Introduction
Atlassian has opened its Teamwork Graph—a living map of over 150 billion objects and relationships across Jira, Confluence, Jira Service Management, and dozens of connected SaaS tools—to any MCP-compliant agent. This means developers using Claude Code, IDE copilots, or other third-party agents can now query the same rich context that powers Atlassian’s own Rovo platform. By leveraging the graph’s built-in reasoning, you replace messy RAG dumps with precise, multi-hop traversals that keep context windows clean and your agent’s intelligence focused where it matters.

This guide walks you through the steps to connect your MCP-compliant agent to the Teamwork Graph, from setting up the required tools to executing your first Cipher query.
What You Need
- An active Atlassian account with access to Jira, Confluence, or Jira Service Management (any tier).
- An MCP-compliant agent (e.g., Claude Code, VS Code Copilot, or a custom agent).
- Basic familiarity with command-line interfaces and MCP concepts.
- A modern web browser (for testing with Rovo Chat if desired).
Step‑by‑Step Guide
Step 1: Enable MCP Server Access in Your Atlassian Instance
Before any agent can talk to the graph, your Atlassian organization must allow MCP server connections. This is a one-time setup typically done by an admin.
- Log into your Atlassian admin console (admin.atlassian.com).
- Navigate to Products > Data Management > Integrations.
- Enable MCP Server Access under the “Teamwork Graph” section.
- Generate an API token that your agent will use for authentication.
Step 2: Install and Configure the Teamwork Graph CLI Tool
Atlassian provides a command-line tool (in open beta) to interact with the graph directly. You’ll need it to test queries and to feed your agent with context.
- Download the CLI from the official Teamwork Graph website (teamworkgraph.com).
- Install it using your OS package manager or by extracting the binary into a directory in your PATH.
- Run
twg configureand paste the API token you generated in Step 1. - Verify connectivity with
twg status– you should see a confirmation that the graph is reachable.
Step 3: Point Your MCP Agent to the Teamwork Graph Server
Now you tell your agent (e.g., Claude Code) to use Atlassian’s MCP server as a context source.
- Open your agent’s configuration file (for Claude Code it’s
claude_desktop_config.json). - Add a new MCP server entry with the URL:
https://mcp.atlassian.com/v1and include your API token as a bearer token. - Reload the agent or restart it so the new server is recognized.
- Test the connection by asking your agent a simple question like “How many open Jira issues are assigned to me?” – if it works, the agent will query the graph.
Step 4: Write Your First Cipher Query for Multi‑Hop Traversal
The Teamwork Graph uses a query language called Cipher (not to be confused with Cypher).
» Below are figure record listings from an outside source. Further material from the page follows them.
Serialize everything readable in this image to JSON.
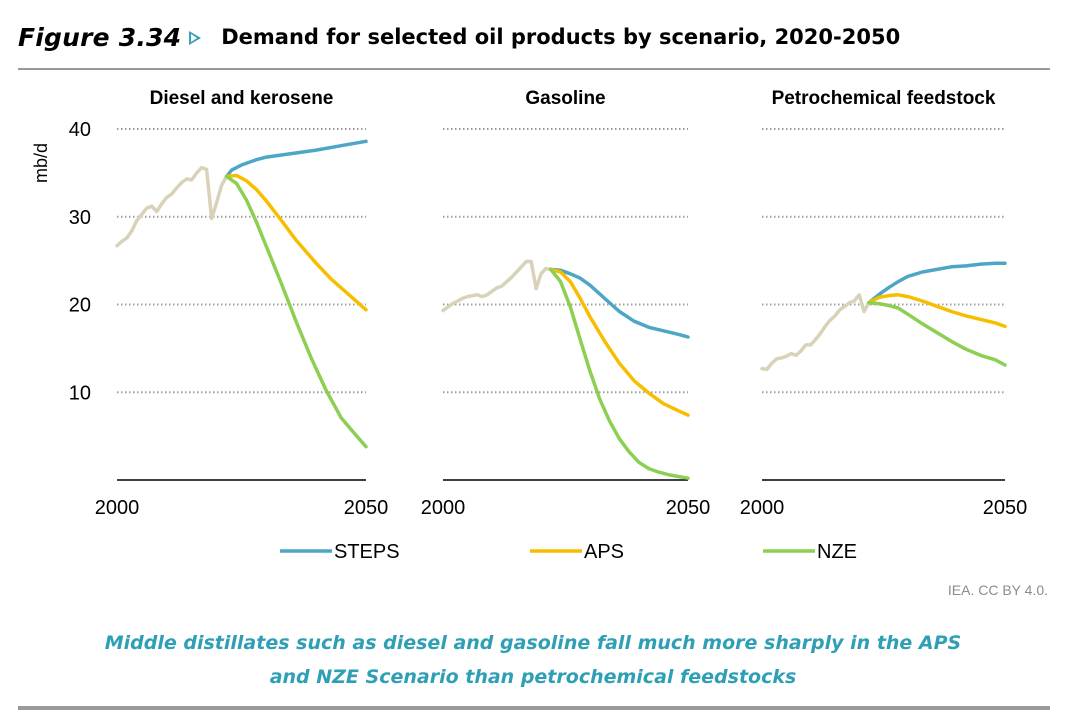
{
  "header": {
    "figure_number": "Figure 3.34",
    "title": "Demand for selected oil products by scenario, 2020-2050"
  },
  "credit": "IEA. CC BY 4.0.",
  "caption": {
    "line1": "Middle distillates such as diesel and gasoline fall much more sharply in the APS",
    "line2": "and NZE Scenario than petrochemical feedstocks"
  },
  "colors": {
    "history": "#d8d3b8",
    "STEPS": "#4ea6c6",
    "APS": "#f7be00",
    "NZE": "#8ccf52",
    "grid": "#9e9e9e",
    "axis": "#000000"
  },
  "chart_data": {
    "type": "line",
    "ylabel": "mb/d",
    "ylim": [
      0,
      40
    ],
    "yticks": [
      10,
      20,
      30,
      40
    ],
    "xlim": [
      2000,
      2050
    ],
    "xticks": [
      2000,
      2050
    ],
    "grid": "horizontal dotted",
    "legend": {
      "position": "bottom",
      "entries": [
        "STEPS",
        "APS",
        "NZE"
      ]
    },
    "panels": [
      {
        "title": "Diesel and kerosene",
        "history": {
          "x": [
            2000,
            2001,
            2002,
            2003,
            2004,
            2005,
            2006,
            2007,
            2008,
            2009,
            2010,
            2011,
            2012,
            2013,
            2014,
            2015,
            2016,
            2017,
            2018,
            2019,
            2020,
            2021,
            2022
          ],
          "y": [
            26.7,
            27.2,
            27.6,
            28.4,
            29.6,
            30.3,
            31.0,
            31.2,
            30.6,
            31.5,
            32.2,
            32.6,
            33.3,
            33.9,
            34.3,
            34.2,
            35.0,
            35.6,
            35.4,
            29.8,
            31.6,
            33.6,
            34.6
          ]
        },
        "series": [
          {
            "name": "STEPS",
            "x": [
              2022,
              2023,
              2025,
              2028,
              2030,
              2035,
              2040,
              2045,
              2050
            ],
            "y": [
              34.6,
              35.3,
              35.9,
              36.5,
              36.8,
              37.2,
              37.6,
              38.1,
              38.6
            ]
          },
          {
            "name": "APS",
            "x": [
              2022,
              2024,
              2026,
              2028,
              2030,
              2033,
              2036,
              2040,
              2043,
              2046,
              2050
            ],
            "y": [
              34.6,
              34.7,
              34.1,
              33.1,
              31.8,
              29.6,
              27.3,
              24.7,
              22.9,
              21.4,
              19.4
            ]
          },
          {
            "name": "NZE",
            "x": [
              2022,
              2024,
              2026,
              2028,
              2030,
              2033,
              2036,
              2039,
              2042,
              2045,
              2048,
              2050
            ],
            "y": [
              34.6,
              33.8,
              31.9,
              29.4,
              26.6,
              22.4,
              18.0,
              13.9,
              10.2,
              7.1,
              5.1,
              3.8
            ]
          }
        ]
      },
      {
        "title": "Gasoline",
        "history": {
          "x": [
            2000,
            2001,
            2002,
            2003,
            2004,
            2005,
            2006,
            2007,
            2008,
            2009,
            2010,
            2011,
            2012,
            2013,
            2014,
            2015,
            2016,
            2017,
            2018,
            2019,
            2020,
            2021,
            2022
          ],
          "y": [
            19.3,
            19.7,
            20.1,
            20.4,
            20.7,
            20.9,
            21.0,
            21.1,
            20.9,
            21.1,
            21.5,
            21.9,
            22.1,
            22.6,
            23.1,
            23.7,
            24.3,
            24.9,
            24.9,
            21.8,
            23.5,
            24.1,
            24.0
          ]
        },
        "series": [
          {
            "name": "STEPS",
            "x": [
              2022,
              2024,
              2026,
              2028,
              2030,
              2033,
              2036,
              2039,
              2042,
              2045,
              2048,
              2050
            ],
            "y": [
              24.0,
              23.9,
              23.5,
              23.0,
              22.2,
              20.7,
              19.2,
              18.1,
              17.4,
              17.0,
              16.6,
              16.3
            ]
          },
          {
            "name": "APS",
            "x": [
              2022,
              2024,
              2026,
              2028,
              2030,
              2033,
              2036,
              2039,
              2042,
              2045,
              2048,
              2050
            ],
            "y": [
              24.0,
              23.7,
              22.6,
              20.7,
              18.6,
              15.8,
              13.3,
              11.3,
              9.9,
              8.7,
              7.9,
              7.4
            ]
          },
          {
            "name": "NZE",
            "x": [
              2022,
              2024,
              2026,
              2028,
              2030,
              2032,
              2034,
              2036,
              2038,
              2040,
              2042,
              2044,
              2046,
              2048,
              2050
            ],
            "y": [
              24.0,
              22.6,
              19.7,
              16.0,
              12.4,
              9.2,
              6.7,
              4.7,
              3.2,
              2.0,
              1.3,
              0.9,
              0.6,
              0.4,
              0.2
            ]
          }
        ]
      },
      {
        "title": "Petrochemical feedstock",
        "history": {
          "x": [
            2000,
            2001,
            2002,
            2003,
            2004,
            2005,
            2006,
            2007,
            2008,
            2009,
            2010,
            2011,
            2012,
            2013,
            2014,
            2015,
            2016,
            2017,
            2018,
            2019,
            2020,
            2021,
            2022
          ],
          "y": [
            12.7,
            12.6,
            13.3,
            13.8,
            13.9,
            14.1,
            14.4,
            14.2,
            14.7,
            15.4,
            15.4,
            16.0,
            16.7,
            17.5,
            18.2,
            18.7,
            19.4,
            19.8,
            20.2,
            20.4,
            21.1,
            19.2,
            20.2
          ]
        },
        "series": [
          {
            "name": "STEPS",
            "x": [
              2022,
              2024,
              2026,
              2028,
              2030,
              2033,
              2036,
              2039,
              2042,
              2045,
              2048,
              2050
            ],
            "y": [
              20.2,
              21.1,
              21.9,
              22.6,
              23.2,
              23.7,
              24.0,
              24.3,
              24.4,
              24.6,
              24.7,
              24.7
            ]
          },
          {
            "name": "APS",
            "x": [
              2022,
              2024,
              2026,
              2028,
              2030,
              2033,
              2036,
              2039,
              2042,
              2045,
              2048,
              2050
            ],
            "y": [
              20.2,
              20.8,
              21.0,
              21.1,
              20.9,
              20.4,
              19.8,
              19.2,
              18.7,
              18.3,
              17.9,
              17.5
            ]
          },
          {
            "name": "NZE",
            "x": [
              2022,
              2024,
              2026,
              2028,
              2030,
              2033,
              2036,
              2039,
              2042,
              2045,
              2048,
              2050
            ],
            "y": [
              20.2,
              20.1,
              19.9,
              19.6,
              18.9,
              17.8,
              16.8,
              15.8,
              14.9,
              14.2,
              13.7,
              13.1
            ]
          }
        ]
      }
    ]
  }
}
Rather than dumping raw text, you tell the agent to traverse relationships across objects.

- Open the CLI tool and try a basic Cipher query:
twg query "MATCH (p:Person)-[:WORKS_ON]->(j:JiraTicket) WHERE p.name = 'YourName' RETURN j.summary" - For a multi-hop example, find decisions linked to a project:
MATCH (pr:Project)-[:HAS_DECISION]->(d:Decision) RETURN d.text - Incorporate these queries into your agent’s prompts. For instance, instruct Claude Code to “Use Cipher to find the latest Confluence page related to Project Alpha and summarize it.”
- Your agent will run the Cipher query through the MCP server and return only the relevant context, keeping the context window lean.
Step 5: Test with Rovo Chat’s “Max” Mode (Optional)
If you want a quick no-code validation, use Atlassian’s Rovo Chat with the new Max mode, described as a “mini Claude Code” with Teamwork Graph context built in.
- Open Rovo Chat in your browser (from your Atlassian product toolbar).
- Switch to Max mode from the dropdown.
- Ask a complex question that requires linking data across projects, e.g., “Show me all unresolved incidents in Service Management that are linked to Confluence documents I edited last week.”
- Observe how the agent returns a concise answer without dumping raw text – this is the same intelligence your external agent will have.
Tips for Maximum Effectiveness
- Start simple: Begin with single-hop queries before trying multi-hop traversals. The graph is vast; let your agent “learn” the schema gradually.
- Monitor context usage: One advantage of Cipher is that it avoids stuffing the context window. Use your agent’s debug logs to see how many tokens are being consumed per query.
- Combine with RAG for hybrid calls: For unstructured data not yet in the graph, you can fall back to RAG. The Teamwork Graph excels at relationships, not raw text retrieval.
- Keep your token secure: Treat the API token like a password. Rotate it periodically and use environment variables instead of hardcoding.
- Explore the public site: The new teamworkgraph.com offers documentation, sample queries, and a sandbox for testing Cipher syntax.
By following these steps, you’ll effectively integrate external AI agents with Atlassian’s context layer—turning your enterprise data into a reasoning backbone rather than a dump of raw text.